By Henry Mance
Thursday marks 10 years since the
launch of Skype, the calling software that may rank as the most successful
internet company to come out of Europe. One in three international voice calls
is now made using Skype.
But the celebrations will be muted,
even among those who made billions from the technology. Skype’s founders, Swede
Niklas Zennström and Dane Janus Friis – who ended up suing the company twice –
have moved on.* EBay,
which bought the company for $3.1bn, was never able to generate synergies with
its online marketplace, although it made a handy financial profit.
And some observers and former employees
say Skype’s first decade is a tale of missed opportunities.
“In some ways Skype is a victim of its own
success,” said Taavet Hinrikus, the company’s first employee. “It stopped
innovating. The last meaningful thing to be launched by Skype was video calling
in 2005.”
Skype aimed to put traditional
telephone companies out of business by making all calls free, leading one analyst
to liken it to “a giant meteor hurtling on a collision course toward earth”.
The software launched on August 29 2003
from a Soviet-era university block in Tallinn, Estonia. Its slogan was “Free
internet telephone that just works”.
That soon became a double entendre when
call quality turned out to be volatile, yet within a month it had been
downloaded 500,000 times.
It continues to grow. Skype had “more
than twice the volume growth achieved by all the phone companies in the world
combined” last year, according to Telegeography, a research organisation. It
has had a particular impact on international calls, traffic growth for which
has slowed a lot since 2008.
Yet that success could have been much
broader.
In 2005, a year before Twitter emerged,
Skype started allowing users to enter a mood message alongside their name, but
it did not expand the feature.
Skype never dominated instant messaging
on mobile, despite promising as early as 2007 that it would do “much more than
voice”. Instead a new crop of chat
app start-ups, such as Viber and WhatsApp, have become the mobile messaging
tool of choice, especially in Asia.
“Good video calling was the number one
priority. Instant messaging was always seen as a secondary feature,” says Henn
Ruukel, an engineer who has left Skype to set up a messaging service, Fleep.
While messaging apps have integrated
with other services, Skype’s revenues continue to come entirely from calls.
Some observers say the lack of recent
innovation could be traced to Skype becoming just one part of a much larger
company. This could provide lessons for other start-ups that became
high-profile acquisitions.
“I would suspect that [Skype] could
have achieved more if it had been an independent company,” said Danny Rimer, a
partner at Index Ventures, which invested in Skype in 2004.
Mr Ruukel said Skype “changed rather
quickly after the eBay acquisition [in 2003]. It became about how to meet the
next quarter’s goals.”
Meg Whitman, eBay’s chief executive,
envisaged that video calling would enhance ecommerce – allowing dialogue
between seller and customer, as in bricks-and-mortar retail.
“The synergies were not stupid,” says
Michael Jackson, Skype’s one-time chief operating officer. But “a lot of people
liked the anonymity of eBay”.
After eBay wrote down its investment by
$1.4bn and sold most of its stake in the company, Skype’s backers tried to
engineer an acquisition by Facebook.
Instead, Microsoft bought the company
for five times more than Google had paid for YouTube three years earlier.

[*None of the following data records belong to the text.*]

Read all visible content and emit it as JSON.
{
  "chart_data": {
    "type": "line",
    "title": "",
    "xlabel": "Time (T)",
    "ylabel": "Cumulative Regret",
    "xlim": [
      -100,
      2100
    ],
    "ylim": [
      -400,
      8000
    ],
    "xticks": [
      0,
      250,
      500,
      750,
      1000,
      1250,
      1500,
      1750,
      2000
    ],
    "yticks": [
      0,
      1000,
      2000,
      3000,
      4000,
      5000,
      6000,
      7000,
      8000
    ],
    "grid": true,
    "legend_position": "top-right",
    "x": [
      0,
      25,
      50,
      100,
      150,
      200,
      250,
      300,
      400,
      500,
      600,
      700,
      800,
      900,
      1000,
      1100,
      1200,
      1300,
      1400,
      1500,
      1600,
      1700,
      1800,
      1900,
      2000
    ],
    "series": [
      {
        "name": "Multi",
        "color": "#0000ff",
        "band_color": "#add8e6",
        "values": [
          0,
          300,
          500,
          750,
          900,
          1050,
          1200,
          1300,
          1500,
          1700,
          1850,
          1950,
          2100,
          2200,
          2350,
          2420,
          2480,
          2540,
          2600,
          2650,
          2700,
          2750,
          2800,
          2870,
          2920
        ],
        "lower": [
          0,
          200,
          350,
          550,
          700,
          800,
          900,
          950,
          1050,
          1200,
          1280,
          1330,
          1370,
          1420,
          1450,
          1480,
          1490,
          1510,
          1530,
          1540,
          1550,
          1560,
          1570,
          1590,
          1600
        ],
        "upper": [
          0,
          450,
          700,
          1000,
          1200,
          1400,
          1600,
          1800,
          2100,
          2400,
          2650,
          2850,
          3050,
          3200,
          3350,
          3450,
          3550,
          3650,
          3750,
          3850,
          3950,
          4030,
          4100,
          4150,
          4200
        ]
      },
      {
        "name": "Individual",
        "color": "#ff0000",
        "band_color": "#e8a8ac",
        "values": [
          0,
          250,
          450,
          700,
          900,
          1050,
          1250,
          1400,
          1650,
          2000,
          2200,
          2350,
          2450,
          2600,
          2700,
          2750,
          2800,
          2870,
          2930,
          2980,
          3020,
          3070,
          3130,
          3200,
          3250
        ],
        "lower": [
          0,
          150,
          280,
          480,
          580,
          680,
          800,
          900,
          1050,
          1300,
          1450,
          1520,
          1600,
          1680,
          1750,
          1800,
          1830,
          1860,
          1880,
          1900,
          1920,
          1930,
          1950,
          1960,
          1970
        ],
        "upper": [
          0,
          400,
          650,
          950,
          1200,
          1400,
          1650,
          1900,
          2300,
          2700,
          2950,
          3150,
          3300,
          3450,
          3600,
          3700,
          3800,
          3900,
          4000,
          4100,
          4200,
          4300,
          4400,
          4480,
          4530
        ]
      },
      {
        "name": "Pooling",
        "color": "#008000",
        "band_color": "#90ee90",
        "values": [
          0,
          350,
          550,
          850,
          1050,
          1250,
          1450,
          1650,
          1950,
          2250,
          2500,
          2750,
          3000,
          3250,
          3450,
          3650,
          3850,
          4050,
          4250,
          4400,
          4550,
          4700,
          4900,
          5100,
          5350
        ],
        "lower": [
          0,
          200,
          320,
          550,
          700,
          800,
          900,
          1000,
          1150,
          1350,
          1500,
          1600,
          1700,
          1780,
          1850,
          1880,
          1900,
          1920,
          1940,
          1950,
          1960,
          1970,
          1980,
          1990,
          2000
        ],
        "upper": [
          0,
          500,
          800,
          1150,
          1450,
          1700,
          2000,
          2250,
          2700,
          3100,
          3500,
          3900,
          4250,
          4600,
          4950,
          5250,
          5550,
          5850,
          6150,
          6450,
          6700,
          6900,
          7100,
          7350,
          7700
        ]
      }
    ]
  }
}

“Steve Ballmer was in a bidding war with himself,” said one person close to the
deal.
“We thought at the time, the primary
reason for acquiring Skype was because it’s a verb,” said David Mitchell Smith,
an analyst at Gartner. “I’d venture to guess that if you ask most people, they
don’t even know that Skype is owned by Microsoft.”
Microsoft’s stewardship of Skype has
been more productive than eBay’s. The company will pre-install Skype on Windows
8.1, its latest operating system, and has plans to integrate the software with
the Xbox games console.
Microsoft does not break out the
revenues it receives from Skype, but the number of monthly users of Skype has
grown from 200m when Microsoft acquired it to 300m in February.
The problem is that WhatsApp, the
messaging app founded six years after Skype, reached the same number just six
months later. Microsoft declined to comment on Skype.